Pogačnik will be involved in UNESCO projects for two years, but will keep the title for life.
A sculptor and conceptual artist, he will be active mostly in connecting people with the biospehere, a field he has been focusing on in his work.
He will address a world congress on biospehere reserves in Peru's Lima in March, and head a UNESCO global conference on geoparks in Torquay, UK, in September.
In late spring or early summer, he is to return to the Burren geopark in Ireland.
Among the famous people holding the title are conductor Valery Gergiev, architect Zaha Hadid and musician and former Brazilian Culture Minister Gilberto Gil and the World Orchestra for Peace.
Born in 1944, Pogačnik graduated from the Ljubljana Academy of Fine Arts and Design in 1967.
Pogačnik, whose work has significantly marked the Slovenian art scene in the 1960s and 1970s, was one of the pioneers of land art in Slovenia.
He was a founder and a prominent member of the OHO group of artists and authors, which was active between 1966 and 1971.
Together with his wife and three daughters, he has developed lithopuncture, a method of Earth healing through the erection of statues ornamented with cosmogrammes.
He considers this an approach alternative to the scientific ecology, which takes care only of material levels of the Earth.

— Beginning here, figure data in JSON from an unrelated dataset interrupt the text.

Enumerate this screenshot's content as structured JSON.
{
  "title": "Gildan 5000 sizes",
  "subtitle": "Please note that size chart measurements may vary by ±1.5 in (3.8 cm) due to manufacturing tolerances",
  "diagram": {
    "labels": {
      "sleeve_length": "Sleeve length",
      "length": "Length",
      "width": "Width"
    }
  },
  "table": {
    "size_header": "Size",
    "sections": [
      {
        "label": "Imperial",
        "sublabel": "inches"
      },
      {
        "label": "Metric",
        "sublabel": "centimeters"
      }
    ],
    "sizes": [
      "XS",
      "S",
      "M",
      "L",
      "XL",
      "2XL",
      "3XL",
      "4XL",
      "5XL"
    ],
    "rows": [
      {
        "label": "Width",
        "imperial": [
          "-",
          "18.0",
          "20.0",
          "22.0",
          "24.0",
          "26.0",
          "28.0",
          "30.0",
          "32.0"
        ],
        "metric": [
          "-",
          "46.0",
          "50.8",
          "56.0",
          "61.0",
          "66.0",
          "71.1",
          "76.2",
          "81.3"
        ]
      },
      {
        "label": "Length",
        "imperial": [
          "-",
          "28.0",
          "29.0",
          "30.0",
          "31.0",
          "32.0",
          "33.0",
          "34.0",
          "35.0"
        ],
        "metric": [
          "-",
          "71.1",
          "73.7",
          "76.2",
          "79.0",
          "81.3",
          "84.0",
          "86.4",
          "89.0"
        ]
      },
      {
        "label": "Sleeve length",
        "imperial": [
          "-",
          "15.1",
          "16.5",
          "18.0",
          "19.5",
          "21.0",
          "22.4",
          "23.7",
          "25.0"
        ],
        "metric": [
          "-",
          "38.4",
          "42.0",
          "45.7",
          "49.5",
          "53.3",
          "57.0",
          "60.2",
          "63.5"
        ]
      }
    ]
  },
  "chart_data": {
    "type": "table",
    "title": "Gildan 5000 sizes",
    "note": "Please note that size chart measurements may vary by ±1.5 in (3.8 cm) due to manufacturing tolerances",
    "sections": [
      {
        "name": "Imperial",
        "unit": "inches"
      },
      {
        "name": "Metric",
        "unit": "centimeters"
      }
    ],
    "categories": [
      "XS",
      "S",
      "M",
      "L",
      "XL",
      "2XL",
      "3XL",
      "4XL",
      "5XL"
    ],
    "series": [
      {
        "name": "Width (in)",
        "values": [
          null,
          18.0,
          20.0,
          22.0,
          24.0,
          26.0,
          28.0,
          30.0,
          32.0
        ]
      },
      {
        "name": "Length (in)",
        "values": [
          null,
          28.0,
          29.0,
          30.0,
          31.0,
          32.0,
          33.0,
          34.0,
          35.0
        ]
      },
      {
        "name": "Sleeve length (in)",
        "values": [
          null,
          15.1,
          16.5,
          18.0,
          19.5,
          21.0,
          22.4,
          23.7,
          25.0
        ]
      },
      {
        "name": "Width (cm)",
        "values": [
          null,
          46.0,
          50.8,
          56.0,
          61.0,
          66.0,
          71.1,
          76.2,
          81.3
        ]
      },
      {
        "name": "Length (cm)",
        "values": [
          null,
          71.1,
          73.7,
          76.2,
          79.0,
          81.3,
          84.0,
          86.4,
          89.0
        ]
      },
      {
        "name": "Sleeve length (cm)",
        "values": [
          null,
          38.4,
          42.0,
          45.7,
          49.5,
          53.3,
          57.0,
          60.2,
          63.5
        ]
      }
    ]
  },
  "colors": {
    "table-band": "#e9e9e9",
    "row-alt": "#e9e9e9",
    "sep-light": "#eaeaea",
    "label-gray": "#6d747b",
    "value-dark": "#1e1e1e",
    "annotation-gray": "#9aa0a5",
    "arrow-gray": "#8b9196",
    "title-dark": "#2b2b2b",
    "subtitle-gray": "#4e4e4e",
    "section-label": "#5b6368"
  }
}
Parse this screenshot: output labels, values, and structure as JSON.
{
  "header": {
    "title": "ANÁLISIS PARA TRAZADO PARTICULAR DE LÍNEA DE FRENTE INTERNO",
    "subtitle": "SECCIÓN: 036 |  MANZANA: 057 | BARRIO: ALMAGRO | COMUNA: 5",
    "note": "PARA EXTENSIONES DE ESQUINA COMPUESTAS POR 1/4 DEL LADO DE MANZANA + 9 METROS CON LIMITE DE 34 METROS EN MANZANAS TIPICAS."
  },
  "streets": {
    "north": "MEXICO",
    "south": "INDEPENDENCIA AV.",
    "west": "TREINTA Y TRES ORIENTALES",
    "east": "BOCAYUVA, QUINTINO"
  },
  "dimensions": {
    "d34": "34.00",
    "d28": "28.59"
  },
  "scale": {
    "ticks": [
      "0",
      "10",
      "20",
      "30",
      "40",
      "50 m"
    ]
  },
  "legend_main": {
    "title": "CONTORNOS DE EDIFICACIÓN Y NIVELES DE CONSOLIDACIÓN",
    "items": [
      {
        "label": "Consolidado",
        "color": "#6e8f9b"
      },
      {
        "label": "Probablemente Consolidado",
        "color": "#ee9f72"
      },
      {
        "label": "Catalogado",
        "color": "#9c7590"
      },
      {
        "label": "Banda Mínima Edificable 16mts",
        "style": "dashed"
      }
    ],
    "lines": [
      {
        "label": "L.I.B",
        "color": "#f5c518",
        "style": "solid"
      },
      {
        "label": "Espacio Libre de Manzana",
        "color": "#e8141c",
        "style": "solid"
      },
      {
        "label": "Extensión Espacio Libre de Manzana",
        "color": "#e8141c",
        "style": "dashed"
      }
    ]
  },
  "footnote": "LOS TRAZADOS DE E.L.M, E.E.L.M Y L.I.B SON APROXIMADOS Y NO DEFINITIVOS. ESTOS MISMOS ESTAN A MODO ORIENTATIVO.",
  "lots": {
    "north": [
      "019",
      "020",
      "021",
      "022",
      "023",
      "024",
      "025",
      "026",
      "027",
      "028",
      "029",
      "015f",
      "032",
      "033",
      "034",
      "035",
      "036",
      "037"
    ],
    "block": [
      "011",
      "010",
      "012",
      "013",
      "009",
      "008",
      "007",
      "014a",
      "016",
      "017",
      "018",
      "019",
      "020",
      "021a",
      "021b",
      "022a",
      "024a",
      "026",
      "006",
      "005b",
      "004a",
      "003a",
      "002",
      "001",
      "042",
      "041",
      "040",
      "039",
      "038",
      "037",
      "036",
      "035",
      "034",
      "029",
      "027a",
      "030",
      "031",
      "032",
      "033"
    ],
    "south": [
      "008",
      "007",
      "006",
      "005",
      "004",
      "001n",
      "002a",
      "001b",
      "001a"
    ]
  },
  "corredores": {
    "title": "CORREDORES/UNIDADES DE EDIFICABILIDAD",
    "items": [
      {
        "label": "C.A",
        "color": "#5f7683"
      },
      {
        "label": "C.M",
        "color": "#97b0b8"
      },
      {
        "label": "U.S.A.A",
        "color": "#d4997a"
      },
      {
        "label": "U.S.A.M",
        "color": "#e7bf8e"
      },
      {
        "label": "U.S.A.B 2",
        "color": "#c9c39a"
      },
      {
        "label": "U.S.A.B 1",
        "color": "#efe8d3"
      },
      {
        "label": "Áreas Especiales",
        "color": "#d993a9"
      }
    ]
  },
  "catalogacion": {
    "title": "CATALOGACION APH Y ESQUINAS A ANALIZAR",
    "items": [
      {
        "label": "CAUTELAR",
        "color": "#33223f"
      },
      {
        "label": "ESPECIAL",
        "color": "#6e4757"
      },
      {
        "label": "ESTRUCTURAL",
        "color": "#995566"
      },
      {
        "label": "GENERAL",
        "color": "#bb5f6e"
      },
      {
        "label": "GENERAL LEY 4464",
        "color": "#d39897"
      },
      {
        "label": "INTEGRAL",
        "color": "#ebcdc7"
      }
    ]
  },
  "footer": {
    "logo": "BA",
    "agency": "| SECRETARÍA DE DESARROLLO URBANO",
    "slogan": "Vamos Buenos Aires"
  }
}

Pogačnik has also written several books, which have been translated into many languages, and has designed the Slovenian coat of arms.
He received the Jakopič Award, the highest award for fine arts, in 2008.
In 1991, he was honoured with the Prešeren Fund Prize for a retrospective at the Modern Gallery in Ljubljana.
Bokova conferred the title of Artist for Peace upon him in Paris on Friday.